You can apply the term “Flycatcher” to many different species of birds. Some of the different types include Old-World, Tyrant, Fairy, Yellow, Monarch, and Silky Flycatchers. For our purposes, this article will focus on the Old-World family Muscicapidae, which contains over 300 different species! Read on to learn about the Flycatcher.
Description of the Flycatcher
These creatures are small songbirds that vary greatly in shape and appearance. However, as a whole their beaks are relatively short and wide to help capture insects in flight.
They range in size from 3.5 to 8 inches long. Their plumage, or feathers, is usually brown or tan, but some species have brighter coloration or bold patterns. Some other colors include black, white, grey, orange, blue, yellow, and more.
Interesting Facts About the Flycatcher
Researchers recognize hundreds of different species in the Muscicapidae family. With so many species to choose from, you have many different unique adaptations and traits. Learn more about some individual species below.
- Spotted Forktail – This species gives quite the fashion statement! True to its name, it sports a long, forked tail. Its plumage is a stark black against white, with speckling on the shoulders and banding on the tails.
- Tickell’s Blue Flycatcher – Researchers named this bird after Samuel Tickell, who studied birds in India. The species is quite beautiful, with bright blue plumage and an orange chest. Its population overlaps with the Pale-Chinned Blue Flycatcher, and the two species sometimes breed to create hybrid chicks.
- Mocking Cliff Chat – The Mocking Cliff Chat has black plumage on its back and chest, burnt orange on its underbelly, and the male has bright white patches at his shoulder. It lives in rocky areas and particularly prefers cliffs and ravines for its nest.
Habitat of the Flycatcher
Because these is such an immense diversity of species, these birds live in a wide variety of different habitats. They occupy many different ecosystem types, including your typical woodlands, forests, and scrublands.
However, they do live anywhere that they can find trees or cover, so you can find some species high in the mountains, on the edges of cliffs, and even in local suburbs or your backyard garden.
Distribution of the Flycatcher
These birds live across a wide range of Africa, Asia, and Europe. Some species live across vast areas while others only occupy a small range. Many populations overlap with other members of the Muscicapidae family, and some even produce hybrid young.
Diet of the Flycatcher
As you might have guessed by their name, these birds eat insects! Though some do feed on berries or fruit, nearly all species are insectivorous, and many specialize in a single type of insect, like flies or ants.

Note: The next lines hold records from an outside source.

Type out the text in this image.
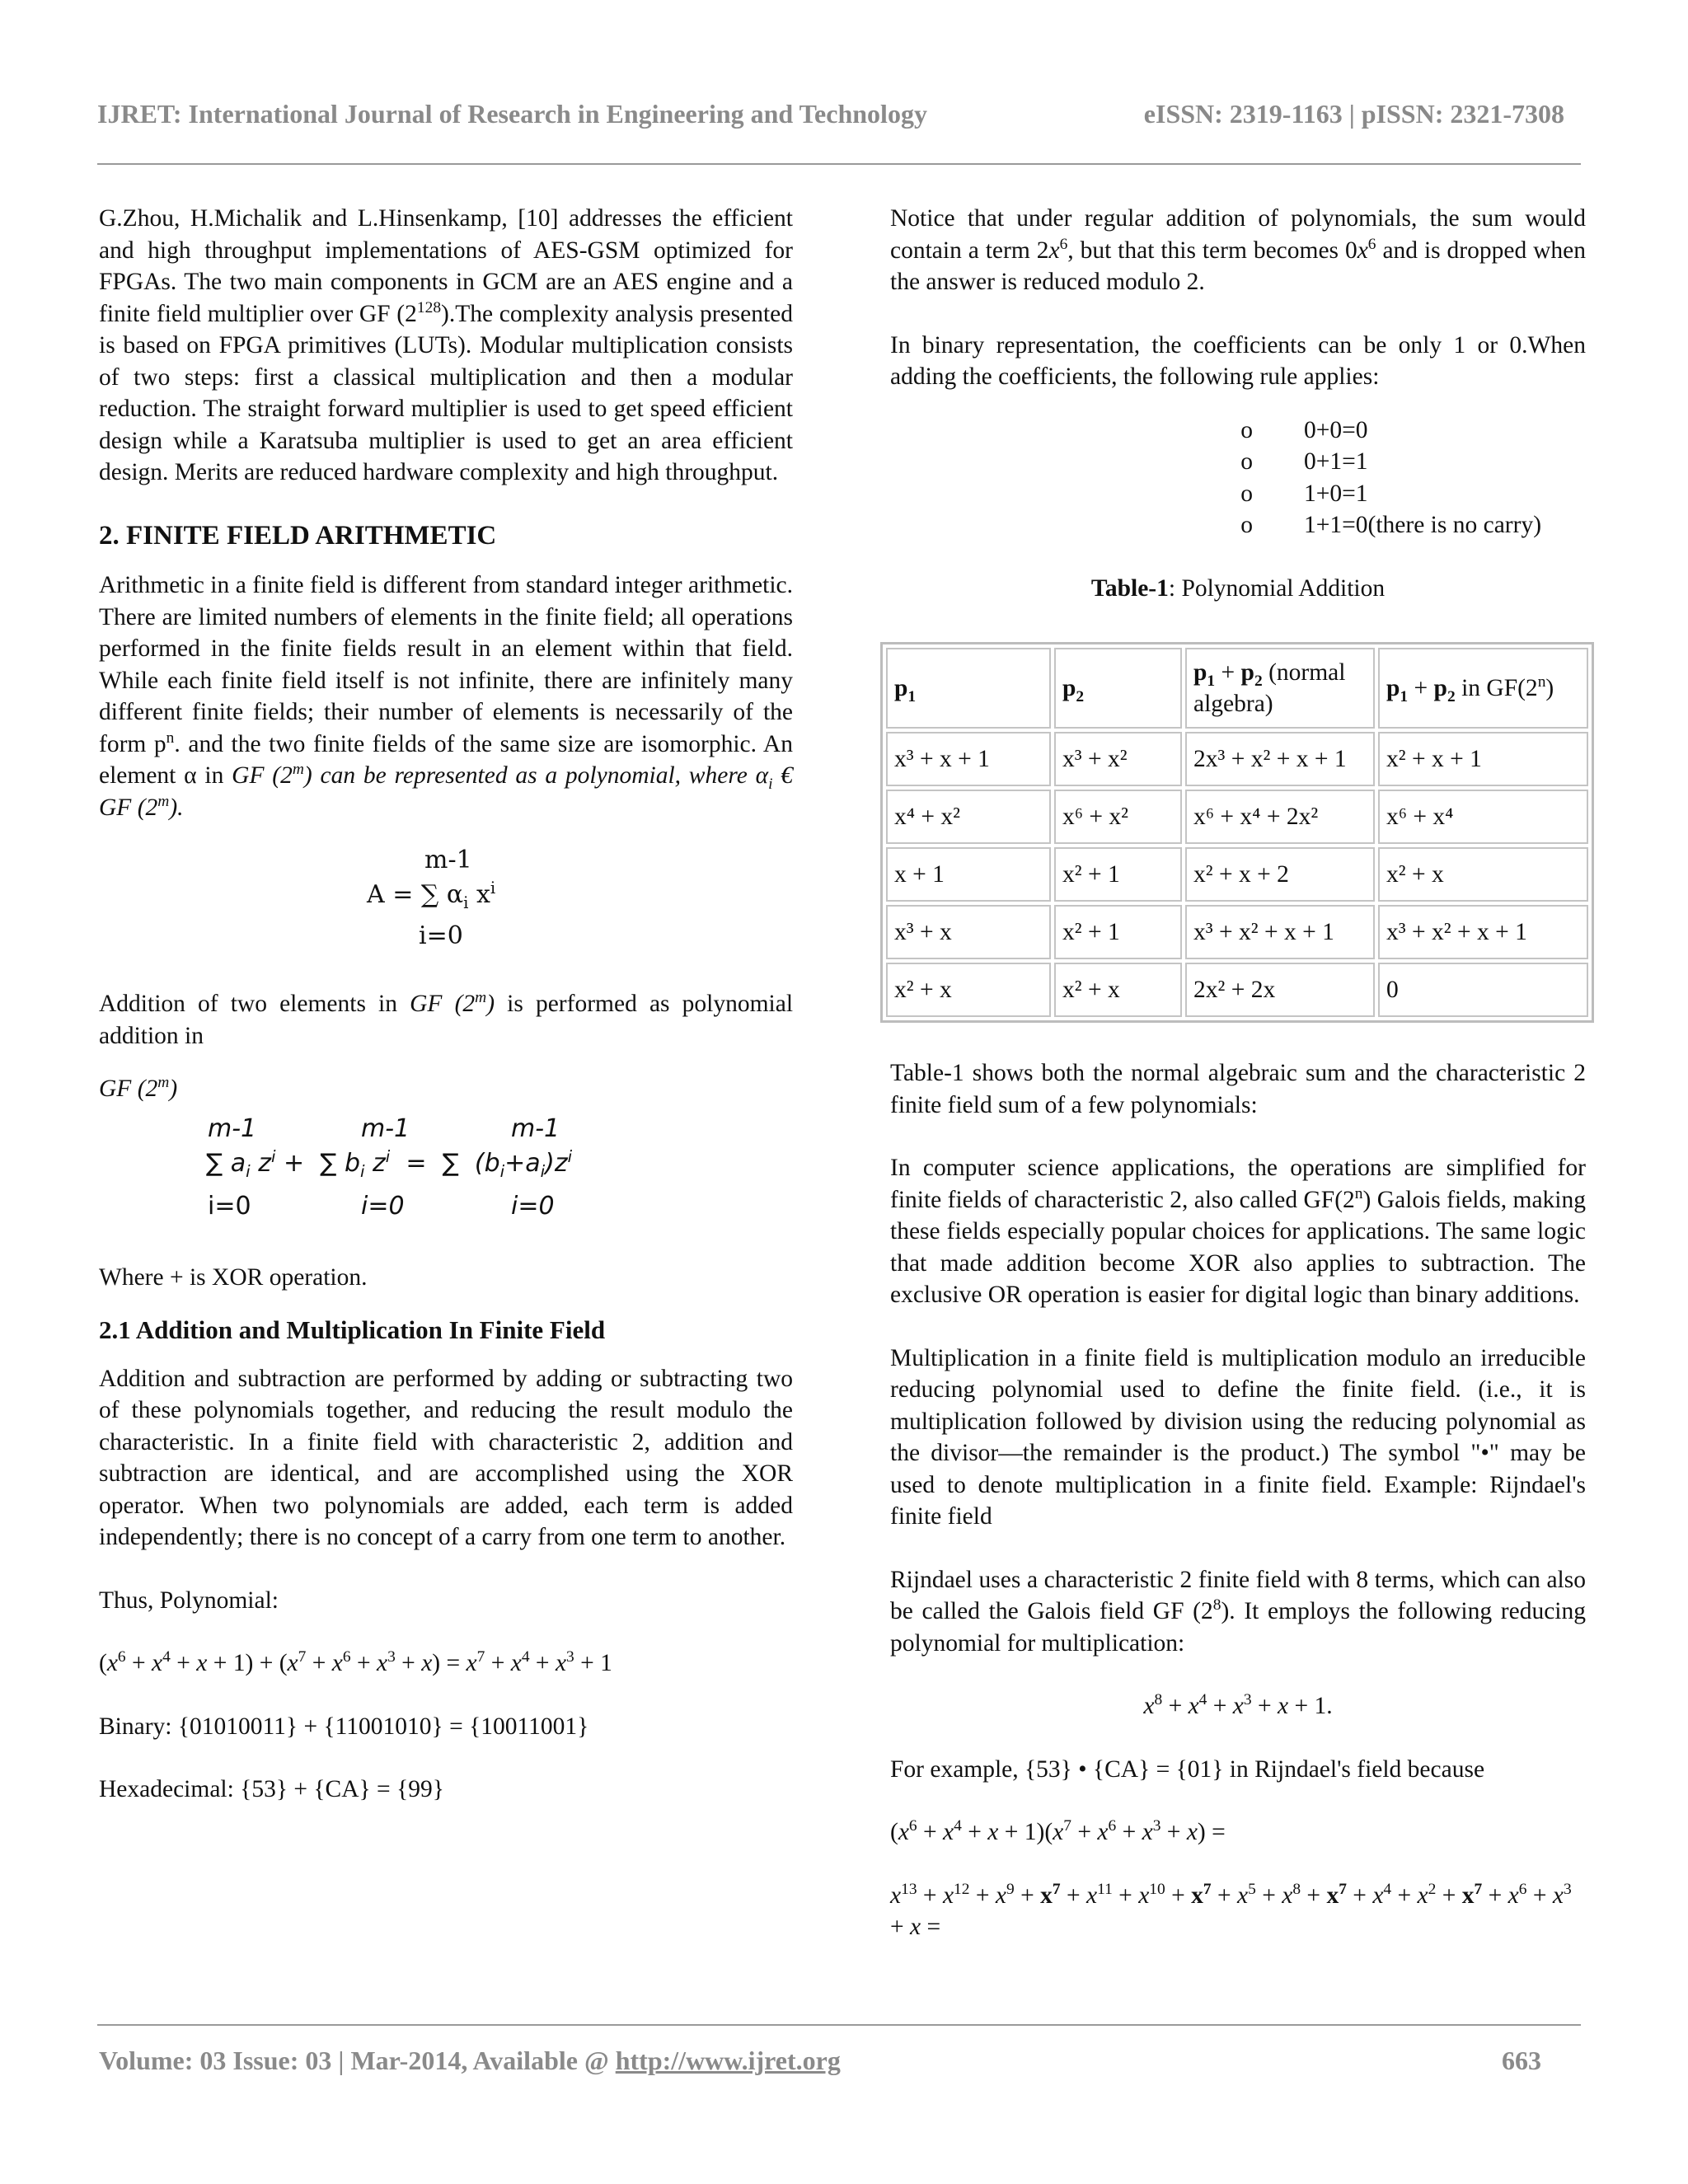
IJRET: International Journal of Research in Engineering and Technology	eISSN: 2319-1163 | pISSN: 2321-7308

G.Zhou, H.Michalik and L.Hinsenkamp, [10] addresses the efficient and high throughput implementations of AES-GSM optimized for FPGAs. The two main components in GCM are an AES engine and a finite field multiplier over GF $(2^{128}).The$ complexity analysis presented is based on FPGA primitives (LUTs). Modular multiplication consists of two steps: first a classical multiplication and then a modular reduction. The straight forward multiplier is used to get speed efficient design while a Karatsuba multiplier is used to get an area efficient design. Merits are reduced hardware complexity and high throughput.

2. FINITE FIELD ARITHMETIC

Arithmetic in a finite field is different from standard integer arithmetic. There are limited numbers of elements in the finite field; all operations performed in the finite fields result in an element within that field. While each finite field itself is not infinite, there are infinitely many different finite fields; their number of elements is necessarily of the form $p^n$. and the two finite fields of the same size are isomorphic. An element α in GF (2$^m$) can be represented as a polynomial, where $\alpha_i$ € GF (2$^m$).

m-1
A = ∑ $\alpha_i$ $x^i$
i=0

Addition of two elements in GF (2$^m$) is performed as polynomial addition in

GF (2$^m$)

m-1	m-1	m-1
∑ $a_i$ $z^i$ +  ∑ $b_i$ $z^i$  =  ∑  $(b_i+a_i)z^i$
i=0	i=0	i=0

Where + is XOR operation.

2.1 Addition and Multiplication In Finite Field

Addition and subtraction are performed by adding or subtracting two of these polynomials together, and reducing the result modulo the characteristic. In a finite field with characteristic 2, addition and subtraction are identical, and are accomplished using the XOR operator. When two polynomials are added, each term is added independently; there is no concept of a carry from one term to another.

Thus, Polynomial:

$(x^6 + x^4 + x + 1) + (x^7 + x^6 + x^3 + x) = x^7 + x^4 + x^3 + 1$

Binary: {01010011} + {11001010} = {10011001}

Hexadecimal: {53} + {CA} = {99}

Notice that under regular addition of polynomials, the sum would contain a term $2x^6$, but that this term becomes $0x^6$ and is dropped when the answer is reduced modulo 2.

In binary representation, the coefficients can be only 1 or 0.When adding the coefficients, the following rule applies:

o 0+0=0
o 0+1=1
o 1+0=1
o 1+1=0(there is no carry)
Table-1: Polynomial Addition
$p_1$	$p_2$	$p_1 + p_2$ (normal algebra)	$p_1 + p_2$ in GF(2$^n$)
x³ + x + 1	x³ + x²	2x³ + x² + x + 1	x² + x + 1
x⁴ + x²	x⁶ + x²	x⁶ + x⁴ + 2x²	x⁶ + x⁴
x + 1	x² + 1	x² + x + 2	x² + x
x³ + x	x² + 1	x³ + x² + x + 1	x³ + x² + x + 1
x² + x	x² + x	2x² + 2x	0

Table-1 shows both the normal algebraic sum and the characteristic 2 finite field sum of a few polynomials:

In computer science applications, the operations are simplified for finite fields of characteristic 2, also called GF(2$^n$) Galois fields, making these fields especially popular choices for applications. The same logic that made addition become XOR also applies to subtraction. The exclusive OR operation is easier for digital logic than binary additions.

Multiplication in a finite field is multiplication modulo an irreducible reducing polynomial used to define the finite field. (i.e., it is multiplication followed by division using the reducing polynomial as the divisor—the remainder is the product.) The symbol "•" may be used to denote multiplication in a finite field. Example: Rijndael's finite field

Rijndael uses a characteristic 2 finite field with 8 terms, which can also be called the Galois field GF $(2^8)$. It employs the following reducing polynomial for multiplication:

$x^8 + x^4 + x^3 + x + 1$.

For example, {53} • {CA} = {01} in Rijndael's field because

$(x^6 + x^4 + x + 1)(x^7 + x^6 + x^3 + x)$ =

$x^{13} + x^{12} + x^9 + x^7 + x^{11} + x^{10} + x^7 + x^5 + x^8 + x^7 + x^4 + x^2 + x^7 + x^6 + x^3 + x$ =

Volume: 03 Issue: 03 | Mar-2014, Available @ http://www.ijret.org	663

Some of the different types of prey that these birds catch include spiders, flies, gnats, worms, ants, termites, mayflies, earwigs, and more. Oftentimes, these birds snatch prey right out of the sky, but some do forage on the ground.

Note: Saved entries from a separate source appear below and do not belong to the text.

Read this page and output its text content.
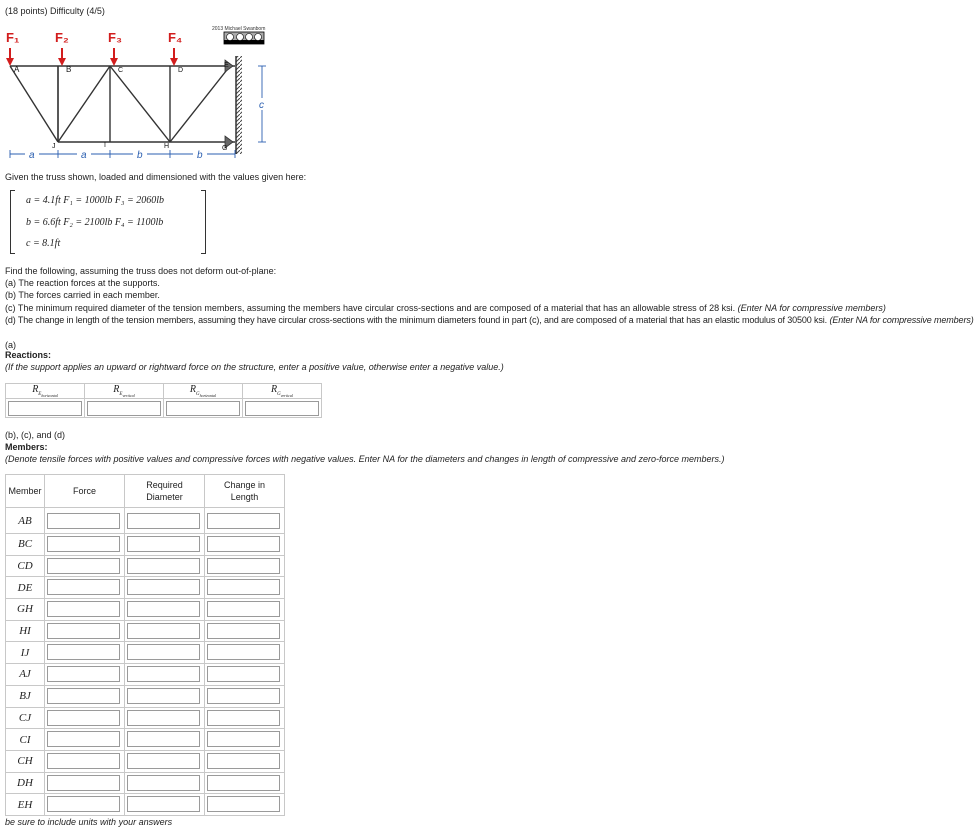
(18 points) Difficulty (4/5)
F₁	F₂	F₃	F₄
A	B	C	D
E
J	I	H	G
a	a	b	b
c
2013 Michael Swanbom
Given the truss shown, loaded and dimensioned with the values given here:
a = 4.1ft F₁ = 1000lb F₃ = 2060lb
b = 6.6ft F₂ = 2100lb F₄ = 1100lb
c = 8.1ft
Find the following, assuming the truss does not deform out-of-plane:
(a) The reaction forces at the supports.
(b) The forces carried in each member.
(c) The minimum required diameter of the tension members, assuming the members have circular cross-sections and are composed of a material that has an allowable stress of 28 ksi. (Enter NA for compressive members)
(d) The change in length of the tension members, assuming they have circular cross-sections with the minimum diameters found in part (c), and are composed of a material that has an elastic modulus of 30500 ksi. (Enter NA for compressive members)
(a)
Reactions:
(If the support applies an upward or rightward force on the structure, enter a positive value, otherwise enter a negative value.)
$R_{E_{horizontal}}$	$R_{E_{vertical}}$	$R_{G_{horizontal}}$	$R_{G_{vertical}}$

(b), (c), and (d)
Members:
(Denote tensile forces with positive values and compressive forces with negative values. Enter NA for the diameters and changes in length of compressive and zero-force members.)
Member	Force	Required Diameter	Change in Length

AB	

BC	

CD	

DE	

GH	

HI	

IJ	

AJ	

BJ	

CJ	

CI	

CH	

DH	

EH	

be sure to include units with your answers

Flycatcher and Human Interaction
Human interaction impacts each bird differently, and different species suffer at different levels. Sometimes these birds have vast populations and even in areas with dense human populations they thrive. However, some species suffer when human interaction occurs, particularly habitat destruction, pollution, and the use of pesticides against their insect prey.
Humans have not domesticated Flycatchers in any way.
Does the Flycatcher Make a Good Pet
No, these birds do not make good pets. Though some species are somewhat tame, most are not friendly towards humans. In many places it is illegal to own Flycatchers as pets.
Care in zoos and aquariums varies from species to species. However, like most songbirds, zoos house these creatures in large aviaries with a variety of other birds.
Some aviaries even house other types of animals, like turtles, fish, and more. These aviaries provide a wide variety of trees and shrubs to explore, and often feature water features like streams and waterfalls.
Their diet varies from species to species. Zookeepers feed them crickets, mealworms, other insects, fruits, berries, and a commercially produced insectivore diet.
Behavior of the Flycatcher
With so many different species, it is no surprise that the behavior of these birds varies drastically. However, most are diurnal, or active during the day. Some species defend territories year-round or seasonally, while others do not.
Social behavior ranges by species. Some live in large flocks, others in small groups, and others are solitary and live alone outside of breeding season.
Reproduction of the Flycatcher
Different species utilize different nesting strategies. Some nest in trees and shrubs, others along cliff edges. Certain species don’t “build” nests at all, but line the insides of tree hollows.
The number of eggs, and incubation period vary. Many species lay between two and five eggs per clutch, but some produce much larger averages when they lay. The incubation period varies, and for many species hasn’t even been fully researched.